Mosholatubbee served only two years of the last term when he died from Smallpox on August 3 1838.
The Smallpox was contracted from Chickasaws when he met their boat at Fort Coffee just previous to his death. Military letters show that he died at his home about eight miles from Skulleyville and was buried near his home. There were no surveys made locating the townships and sections until 1897 under the Dawes commission, so it must have been difficult for an Army Officer to guess that it was about 12 miles to Mosholatubbee's home; however, it would have been over 25 miles on a straight line to Latham and there was no road at the time.
In Mississippi, many of the Indians nicknamed Mosholatubbee, “Hushatubbee”, and records of the Tucker family, and seven other people that attended school in the original school building, show that the Chief was known by his nickname; They all agree that a great Choctaw Chief Hushatubbee was buried in what is now known as the Hall Cemetery and can remember their parents telling them about the Great Chief.

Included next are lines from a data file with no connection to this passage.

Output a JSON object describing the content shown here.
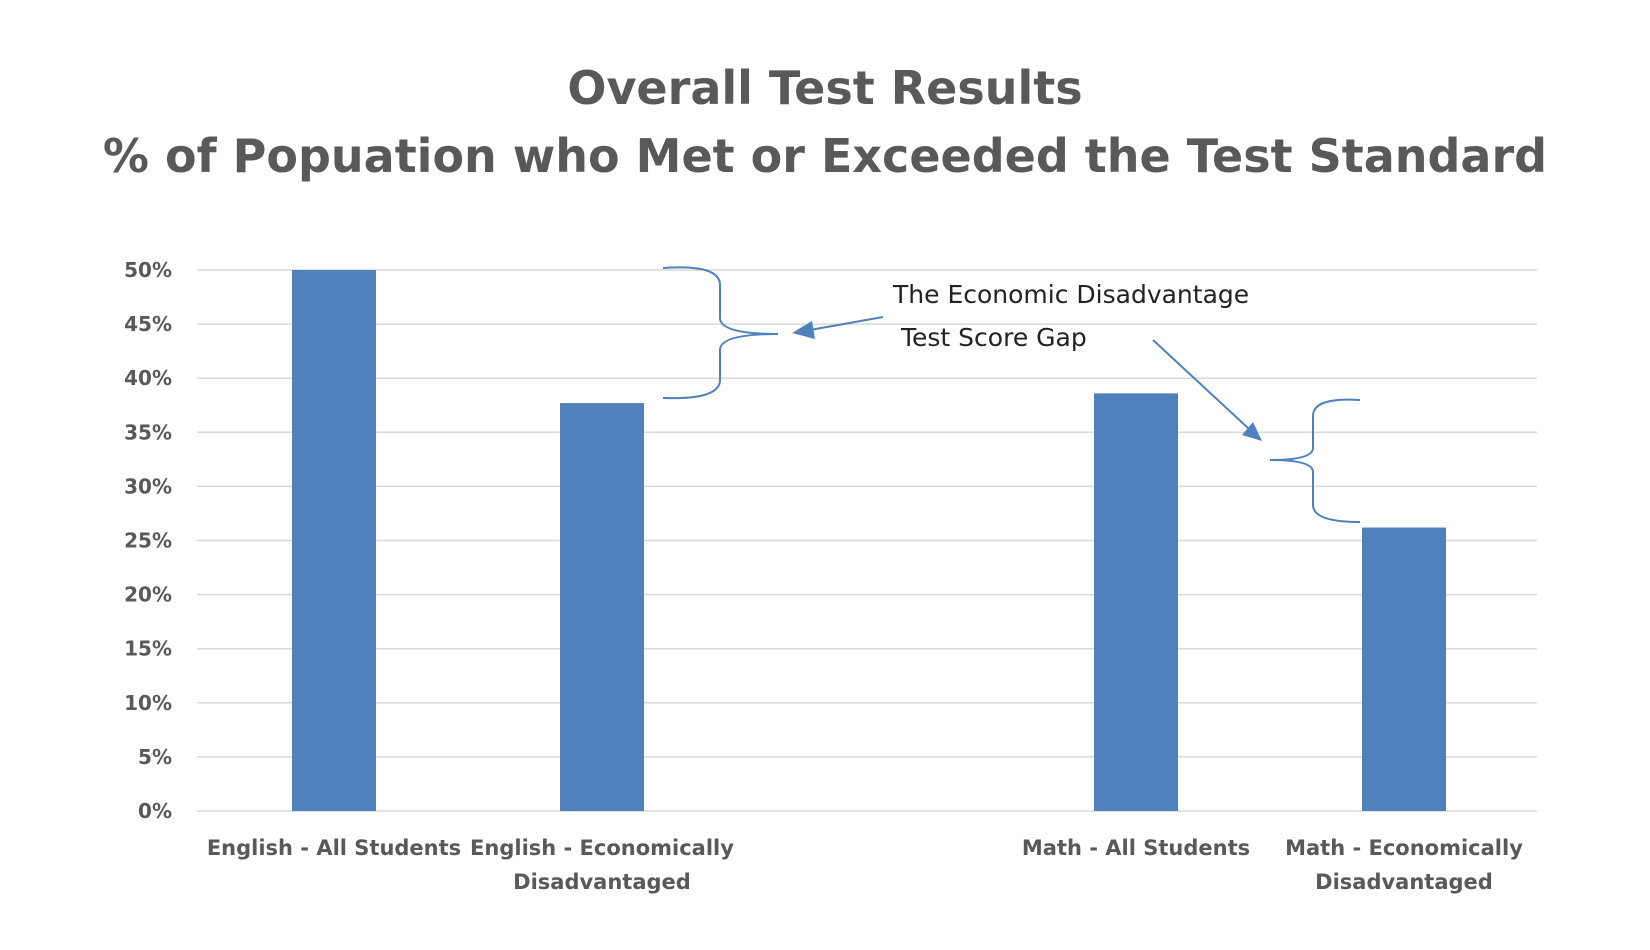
{
  "chart_data": {
    "type": "bar",
    "title": "Overall Test Results",
    "subtitle": "% of Popuation who Met or Exceeded the Test Standard",
    "categories": [
      [
        "English - All Students"
      ],
      [
        "English - Economically",
        "Disadvantaged"
      ],
      [
        "Math - All Students"
      ],
      [
        "Math - Economically",
        "Disadvantaged"
      ]
    ],
    "values": [
      50,
      37.7,
      38.6,
      26.2
    ],
    "ylim": [
      0,
      50
    ],
    "yticks": [
      0,
      5,
      10,
      15,
      20,
      25,
      30,
      35,
      40,
      45,
      50
    ],
    "ytick_labels": [
      "0%",
      "5%",
      "10%",
      "15%",
      "20%",
      "25%",
      "30%",
      "35%",
      "40%",
      "45%",
      "50%"
    ],
    "grid": true,
    "bar_color": "#4f81bd",
    "annotation": {
      "lines": [
        "The Economic Disadvantage",
        "Test Score Gap"
      ],
      "color": "#4f81bd"
    }
  }
}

In 1832-34, a number of Indians became sick at Kulli Chaha. Armstrong, the Agent, told Chief Mosholatubbee that it might be caused by the stagnant creek water they were drinking, so the chief ordered wells dug. About two dozen wells were dug in the village near his home. Mr. Coatner found signs of these wells and some of them are still very plain and can still be located. Historians are firmly of the opinion that this is the grave of Chief Mosholatubbee. The Oklahoma Historical Society upheld this belief by establishing a monument at the grave on June 27, 1965.

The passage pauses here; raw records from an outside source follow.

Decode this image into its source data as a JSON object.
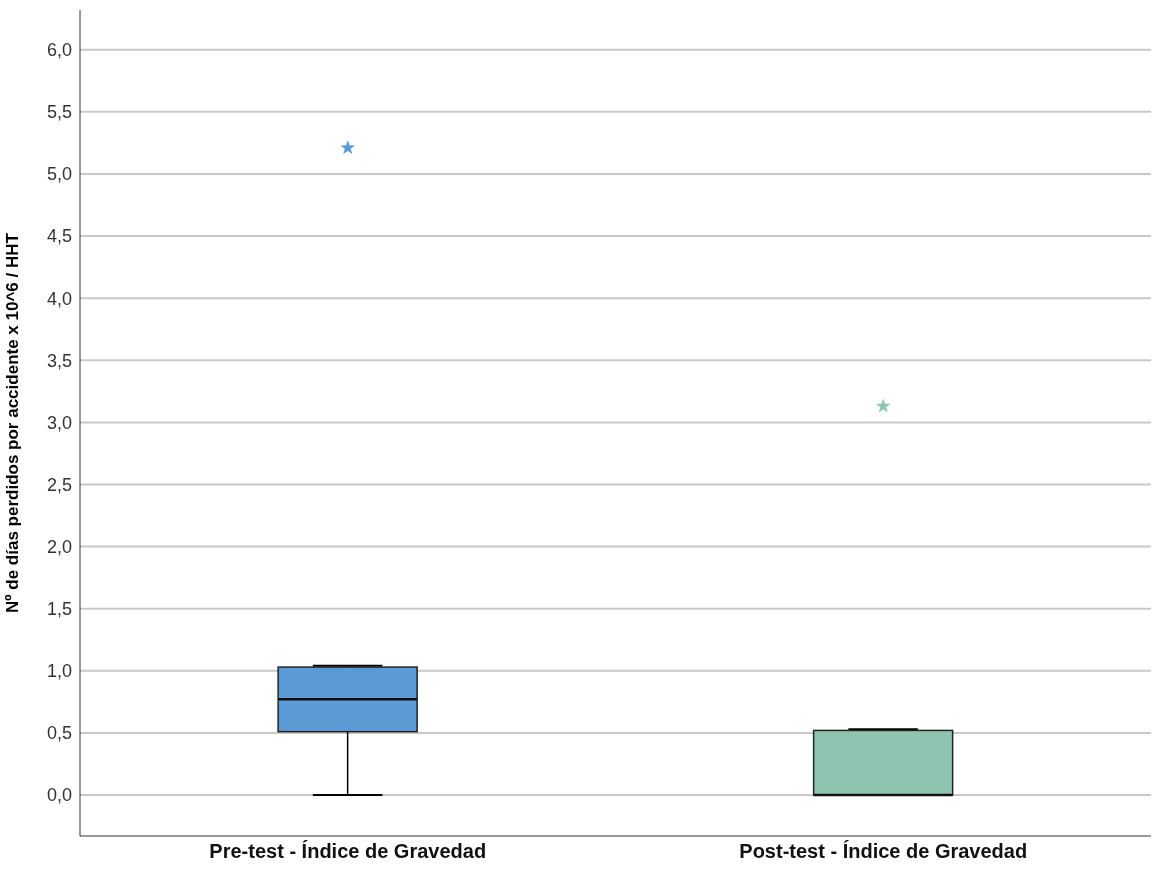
{
  "chart_data": {
    "type": "box",
    "ylabel": "Nº de días perdidos por accidente x 10^6 / HHT",
    "categories": [
      "Pre-test - Índice de Gravedad",
      "Post-test - Índice de Gravedad"
    ],
    "boxes": [
      {
        "low": 0,
        "q1": 0.51,
        "median": 0.77,
        "q3": 1.03,
        "high": 1.04,
        "outliers": [
          5.21
        ]
      },
      {
        "low": 0,
        "q1": 0,
        "median": 0,
        "q3": 0.52,
        "high": 0.53,
        "outliers": [
          3.13
        ]
      }
    ],
    "colors": [
      "#5b9bd5",
      "#8ec4b0"
    ],
    "ylim": [
      -0.33,
      6.32
    ],
    "yticks": [
      {
        "value": 0,
        "label": "0,0"
      },
      {
        "value": 0.5,
        "label": "0,5"
      },
      {
        "value": 1,
        "label": "1,0"
      },
      {
        "value": 1.5,
        "label": "1,5"
      },
      {
        "value": 2,
        "label": "2,0"
      },
      {
        "value": 2.5,
        "label": "2,5"
      },
      {
        "value": 3,
        "label": "3,0"
      },
      {
        "value": 3.5,
        "label": "3,5"
      },
      {
        "value": 4,
        "label": "4,0"
      },
      {
        "value": 4.5,
        "label": "4,5"
      },
      {
        "value": 5,
        "label": "5,0"
      },
      {
        "value": 5.5,
        "label": "5,5"
      },
      {
        "value": 6,
        "label": "6,0"
      }
    ],
    "grid": "y",
    "marker": "star"
  }
}
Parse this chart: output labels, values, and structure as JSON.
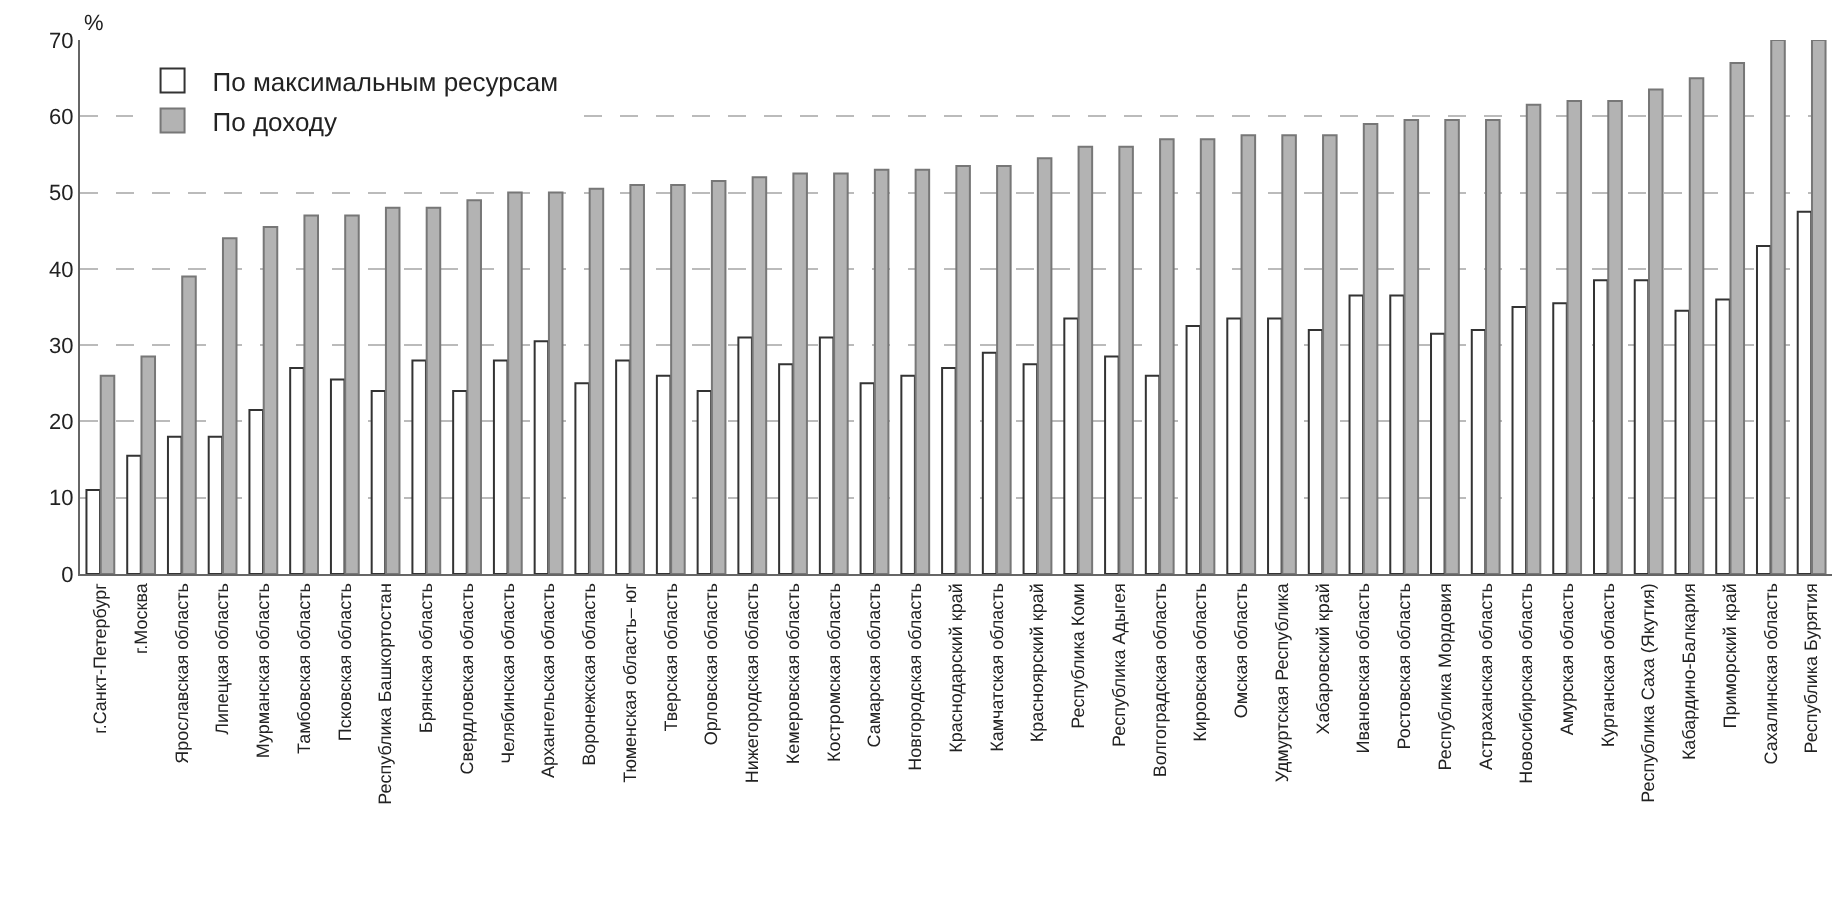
{
  "chart_data": {
    "type": "bar",
    "ylabel": "%",
    "categories": [
      "г.Санкт-Петербург",
      "г.Москва",
      "Ярославская область",
      "Липецкая область",
      "Мурманская область",
      "Тамбовская область",
      "Псковская область",
      "Республика Башкортостан",
      "Брянская область",
      "Свердловская область",
      "Челябинская область",
      "Архангельская область",
      "Воронежская область",
      "Тюменская область– юг",
      "Тверская область",
      "Орловская область",
      "Нижегородская область",
      "Кемеровская область",
      "Костромская область",
      "Самарская область",
      "Новгородская область",
      "Краснодарский край",
      "Камчатская область",
      "Красноярский край",
      "Республика Коми",
      "Республика Адыгея",
      "Волгоградская область",
      "Кировская область",
      "Омская область",
      "Удмуртская Республика",
      "Хабаровский край",
      "Ивановская область",
      "Ростовская область",
      "Республика Мордовия",
      "Астраханская область",
      "Новосибирская область",
      "Амурская область",
      "Курганская область",
      "Республика Саха (Якутия)",
      "Кабардино-Балкария",
      "Приморский край",
      "Сахалинская область",
      "Республика Бурятия"
    ],
    "series": [
      {
        "name": "По максимальным ресурсам",
        "color": "#ffffff",
        "values": [
          11,
          15.5,
          18,
          18,
          21.5,
          27,
          25.5,
          24,
          28,
          24,
          28,
          30.5,
          25,
          28,
          26,
          24,
          31,
          27.5,
          31,
          25,
          26,
          27,
          29,
          27.5,
          33.5,
          28.5,
          26,
          32.5,
          33.5,
          33.5,
          32,
          36.5,
          36.5,
          31.5,
          32,
          35,
          35.5,
          38.5,
          38.5,
          34.5,
          36,
          43,
          47.5
        ]
      },
      {
        "name": "По доходу",
        "color": "#b3b3b3",
        "values": [
          26,
          28.5,
          39,
          44,
          45.5,
          47,
          47,
          48,
          48,
          49,
          50,
          50,
          50.5,
          51,
          51,
          51.5,
          52,
          52.5,
          52.5,
          53,
          53,
          53.5,
          53.5,
          54.5,
          56,
          56,
          57,
          57,
          57.5,
          57.5,
          57.5,
          59,
          59.5,
          59.5,
          59.5,
          61.5,
          62,
          62,
          63.5,
          65,
          67,
          70,
          70
        ]
      }
    ],
    "ylim": [
      0,
      70
    ],
    "yticks": [
      0,
      10,
      20,
      30,
      40,
      50,
      60,
      70
    ],
    "grid": "y",
    "legend": "top left"
  }
}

The inscription on the rose granite monument is as follows:
CHIEF MOSHOLATUBBEE
AMOSHOLI-T-VBI
"WARRIOR WHO PERSEVERES"
Born 1770
Chief Mosholatubbee of the N. E. District, Choctaw Nation in Mississippi, received his name as a young warrior. He was dignified in bearing, of fine physique, steady and thoughtful in disposition. As Chief, he was noted for his orders to ban the liquor traffic and drinking in his country. He strongly favored education, and a mission school was located at his prairie village near the Natchez Trace in 1824. Mosholatubbee was one of the three leading Choctaw chiefs who signed the early treaties with the United States, including that at Dancing Rabbit Creek in 1830, providing for the removal of the Choctaws from Mississippi. He had high hopes in the removal coming west with his people to their new country in 1832. He made his home in the prairie not far from the Fort Towson Road, north of Sugar Loaf Mountain, near which there was a Baptist mission school in 1836. He died at his home, August 3, 1838, during an epidemic, and was buried nearby, his grave covered with unmarked stones. The region from the Arkansas River to the Winding Stair Mountains was called "Mosholatubbee District" in Choctaw law books, 1834 to 1907, in memory of this great Chief, a founder of the Choctaw Nation West.
Luriel H. Wright, Oklahoma Historical Society, 1965.

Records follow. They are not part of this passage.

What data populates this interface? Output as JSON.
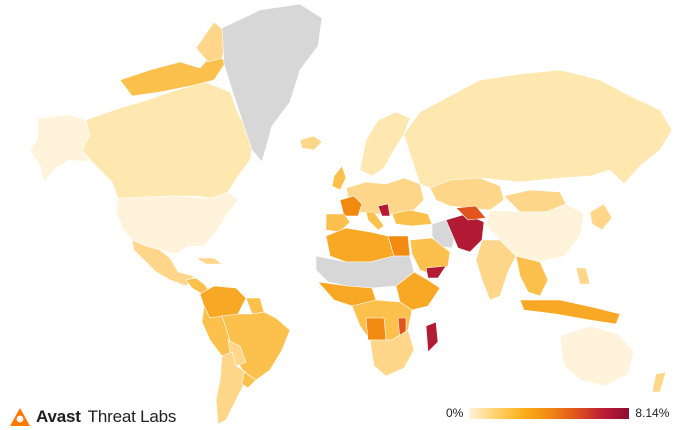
{
  "brand": {
    "name": "Avast",
    "subtitle": "Threat Labs",
    "logo_icon": "avast-logo-icon"
  },
  "legend": {
    "min_label": "0%",
    "max_label": "8.14%",
    "gradient_colors": [
      "#fff3dc",
      "#ffd36b",
      "#fbb11d",
      "#f28a12",
      "#e1541d",
      "#bd1d36",
      "#8e0d33"
    ]
  },
  "colors": {
    "no_data": "#d7d7d7",
    "very_low": "#fff3dc",
    "low": "#ffe7b0",
    "low_mid": "#ffd68a",
    "mid": "#fcc04c",
    "mid_high": "#f9a825",
    "high": "#f28a12",
    "very_high": "#e1541d",
    "max": "#b31b35",
    "border": "#ffffff"
  }
}
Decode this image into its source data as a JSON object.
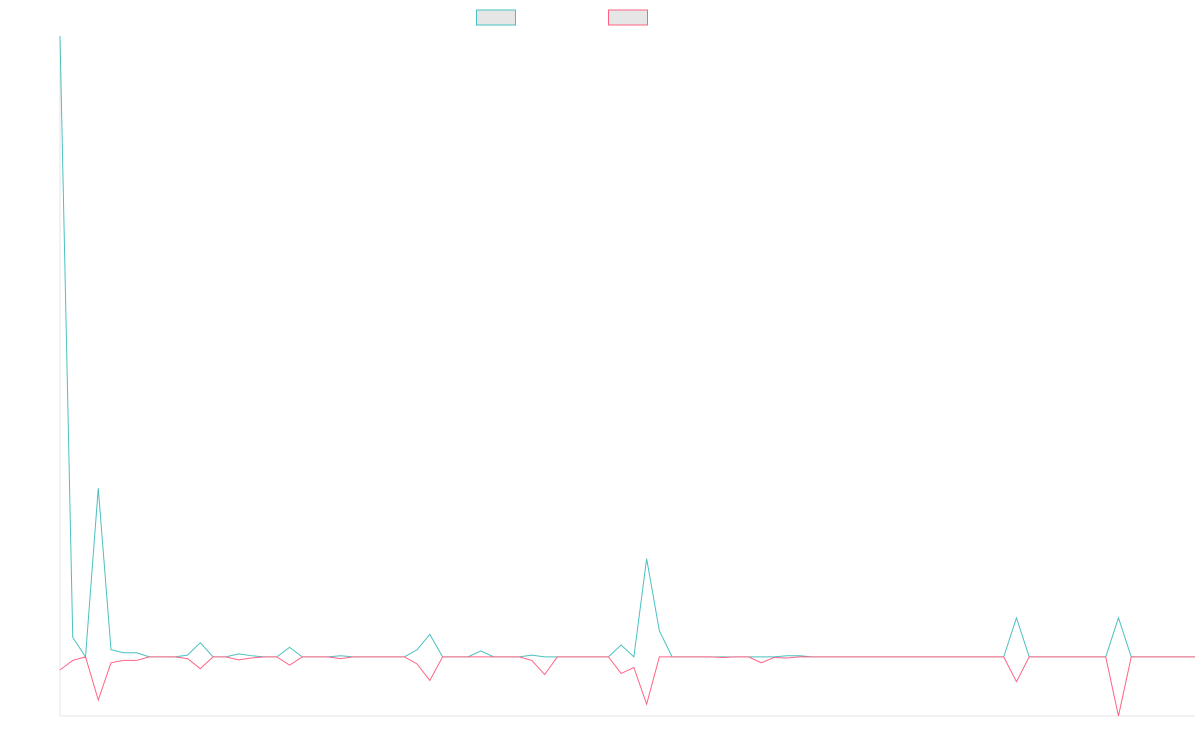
{
  "chart_data": {
    "type": "line",
    "title": "",
    "xlabel": "",
    "ylabel": "",
    "x": [
      0,
      1,
      2,
      3,
      4,
      5,
      6,
      7,
      8,
      9,
      10,
      11,
      12,
      13,
      14,
      15,
      16,
      17,
      18,
      19,
      20,
      21,
      22,
      23,
      24,
      25,
      26,
      27,
      28,
      29,
      30,
      31,
      32,
      33,
      34,
      35,
      36,
      37,
      38,
      39,
      40,
      41,
      42,
      43,
      44,
      45,
      46,
      47,
      48,
      49,
      50,
      51,
      52,
      53,
      54,
      55,
      56,
      57,
      58,
      59,
      60,
      61,
      62,
      63,
      64,
      65,
      66,
      67,
      68,
      69,
      70,
      71,
      72,
      73,
      74,
      75,
      76,
      77,
      78,
      79,
      80,
      81,
      82,
      83,
      84,
      85,
      86,
      87,
      88,
      89
    ],
    "ylim": [
      -1.0,
      10.5
    ],
    "legend_position": "top-center",
    "grid": false,
    "series": [
      {
        "color": "#4bc0c0",
        "values": [
          10.5,
          0.33,
          0,
          2.85,
          0.12,
          0.07,
          0.07,
          0,
          0,
          0,
          0.03,
          0.24,
          0,
          0,
          0.05,
          0.02,
          0,
          0,
          0.16,
          0,
          0,
          0,
          0.02,
          0,
          0,
          0,
          0,
          0,
          0.12,
          0.38,
          0,
          0,
          0,
          0.1,
          0,
          0,
          0,
          0.03,
          0,
          0,
          0,
          0,
          0,
          0,
          0.2,
          0,
          1.66,
          0.44,
          0,
          0,
          0,
          0,
          0,
          0,
          0,
          0,
          0,
          0.02,
          0.02,
          0,
          0,
          0,
          0,
          0,
          0,
          0,
          0,
          0,
          0,
          0,
          0,
          0,
          0,
          0,
          0,
          0.66,
          0,
          0,
          0,
          0,
          0,
          0,
          0,
          0.66,
          0,
          0,
          0,
          0,
          0,
          0
        ]
      },
      {
        "color": "#ff6384",
        "values": [
          -0.22,
          -0.06,
          0,
          -0.73,
          -0.1,
          -0.06,
          -0.06,
          0,
          0,
          0,
          -0.03,
          -0.2,
          0,
          0,
          -0.05,
          -0.02,
          0,
          0,
          -0.14,
          0,
          0,
          0,
          -0.03,
          0,
          0,
          0,
          0,
          0,
          -0.12,
          -0.4,
          0,
          0,
          0,
          0,
          0,
          0,
          0,
          -0.06,
          -0.3,
          0,
          0,
          0,
          0,
          0,
          -0.28,
          -0.18,
          -0.8,
          0,
          0,
          0,
          0,
          0,
          -0.01,
          0,
          0,
          -0.1,
          -0.01,
          -0.02,
          0,
          0,
          0,
          0,
          0,
          0,
          0,
          0,
          0,
          0,
          0,
          0,
          0,
          0,
          0,
          0,
          0,
          -0.42,
          0,
          0,
          0,
          0,
          0,
          0,
          0,
          -1.0,
          0,
          0,
          0,
          0,
          0,
          0
        ]
      }
    ]
  }
}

Chief Mosholatubbee was one of the three Choctaw chiefs that signed the treaty of Dancing Rabbit Creek which was the treaty which provided for the removal of the Choctaws from Mississippi. The treaty was signed in 1830 but was not ratified until February 24, 1831. The treaty allowed three years for the removal. Chief Mosholatubbee is the only one of the three signing chiefs that is buried in Oklahoma. In early life, he was a great warrior, but in later life he was more of a politician and was one of most brilliant orators of the Choctaw nation.